Published May 28, 2008 8:05 PM

Students, teachers and their allies gathered in Boston May 24 to speak out against the unjust deportation of their beloved teacher, Obain Attouoman, an Ivory Coast citizen. According to openmediaboston.org, Attouoman was attending a meeting with Immigration and Customs Enforcement (ICE) officials at the agency’s office in Burlington, Mass., when he was arrested and deported. The exact reason for his deportation at this time is unknown.

Attouoman had been granted a stay of deportation from March 2005 to March 2007, after the highly publicized and well-organized resistance of his students and fellow teachers to an earlier order. Sens. Ted Kennedy and John Kerry along with Rep. Ed Markey had filed legislation that would have granted him permanent residency. The status of this legislation remains unclear.

Mr. Obain, as he is known by his students, was released in March 2005 from a Suffolk County Jail after being jailed for three months on a warrant for deportation. He said that, “The agency (ICE) does not look at me as a human being, with a life and feelings and history.” What happened to Mr. Obain was just “business as usual” for Homeland Security and ICE.

From New Bedford to the Bay Area to New Orleans, all across the U.S., Homeland Security and ICE are terrorizing and breaking apart the lives of individuals and families. Last March, ICE arrested 361 people, mostly immigrant women who were employed at a factory in New Bedford, Mass. In August, Elvira Arellano was arrested in Los Angeles and deported back to Mexico. While speaking at a rally her young son, Saul “Saulito” Arellano said, “I want to tell all of you to tell President Bush: Stop the raids! Stop the deportations! Stop the separation of families!”
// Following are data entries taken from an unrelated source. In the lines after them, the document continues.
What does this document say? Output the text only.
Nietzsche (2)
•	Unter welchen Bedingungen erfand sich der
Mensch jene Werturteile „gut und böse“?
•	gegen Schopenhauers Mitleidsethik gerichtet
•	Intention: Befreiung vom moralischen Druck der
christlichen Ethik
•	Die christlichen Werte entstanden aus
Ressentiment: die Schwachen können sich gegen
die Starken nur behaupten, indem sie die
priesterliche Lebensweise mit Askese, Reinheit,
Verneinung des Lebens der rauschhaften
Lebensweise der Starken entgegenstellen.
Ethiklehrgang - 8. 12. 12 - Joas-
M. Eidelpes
These acts of terrorism are happening every single day across this country. Whether we are talking about the unjust denial of a new trial for Mumia Abu-Jamal or the acquittal of the New York Police Department for the brutal killing of Sean Bell or the racist targeting of immigrants and forced displacement of the survivors of Hurricane Katrina, we need to understand that solidarity is our most potent weapon.
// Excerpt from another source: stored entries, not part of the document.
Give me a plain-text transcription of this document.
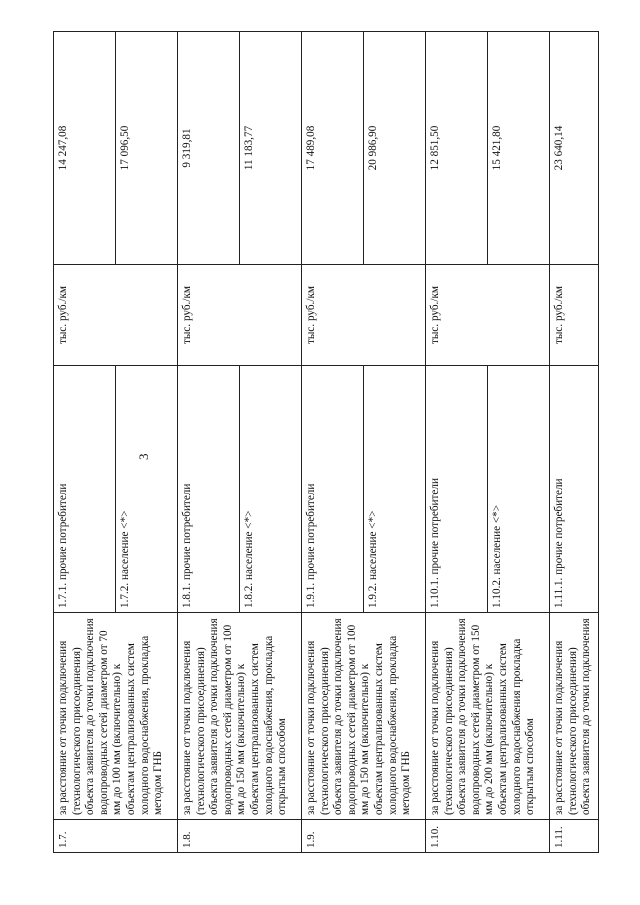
3
1.7.	за расстояние от точки подключения (технологического присоединения) объекта заявителя до точки подключения водопроводных сетей диаметром от 70 мм до 100 мм (включительно) к объектам централизованных систем холодного водоснабжения, прокладка методом ГНБ	1.7.1. прочие потребители	тыс. руб./км	14 247,08
		1.7.2. население <*>		17 096,50
1.8.	за расстояние от точки подключения (технологического присоединения) объекта заявителя до точки подключения водопроводных сетей диаметром от 100 мм до 150 мм (включительно) к объектам централизованных систем холодного водоснабжения, прокладка открытым способом	1.8.1. прочие потребители	тыс. руб./км	9 319,81
		1.8.2. население <*>		11 183,77
1.9.	за расстояние от точки подключения (технологического присоединения) объекта заявителя до точки подключения водопроводных сетей диаметром от 100 мм до 150 мм (включительно) к объектам централизованных систем холодного водоснабжения, прокладка методом ГНБ	1.9.1. прочие потребители	тыс. руб./км	17 489,08
		1.9.2. население <*>		20 986,90
1.10.	за расстояние от точки подключения (технологического присоединения) объекта заявителя до точки подключения водопроводных сетей диаметром от 150 мм до 200 мм (включительно) к объектам централизованных систем холодного водоснабжения прокладка открытым способом	1.10.1. прочие потребители	тыс. руб./км	12 851,50
		1.10.2. население <*>		15 421,80
1.11.	за расстояние от точки подключения (технологического присоединения) объекта заявителя до точки подключения	1.11.1. прочие потребители	тыс. руб./км	23 640,14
Let us remember the words of the women of the South African National Congress, “You have struck a rock. You have dislodged a boulder. You will be crushed!” A unified movement will be the boulder that crushes this racist, imperialist system.

—Report and photo by Miya

The writer is an organizer for Fight Imperialism, Stand Together (FIST) and the Women’s Fightback Network (WFN) in Boston.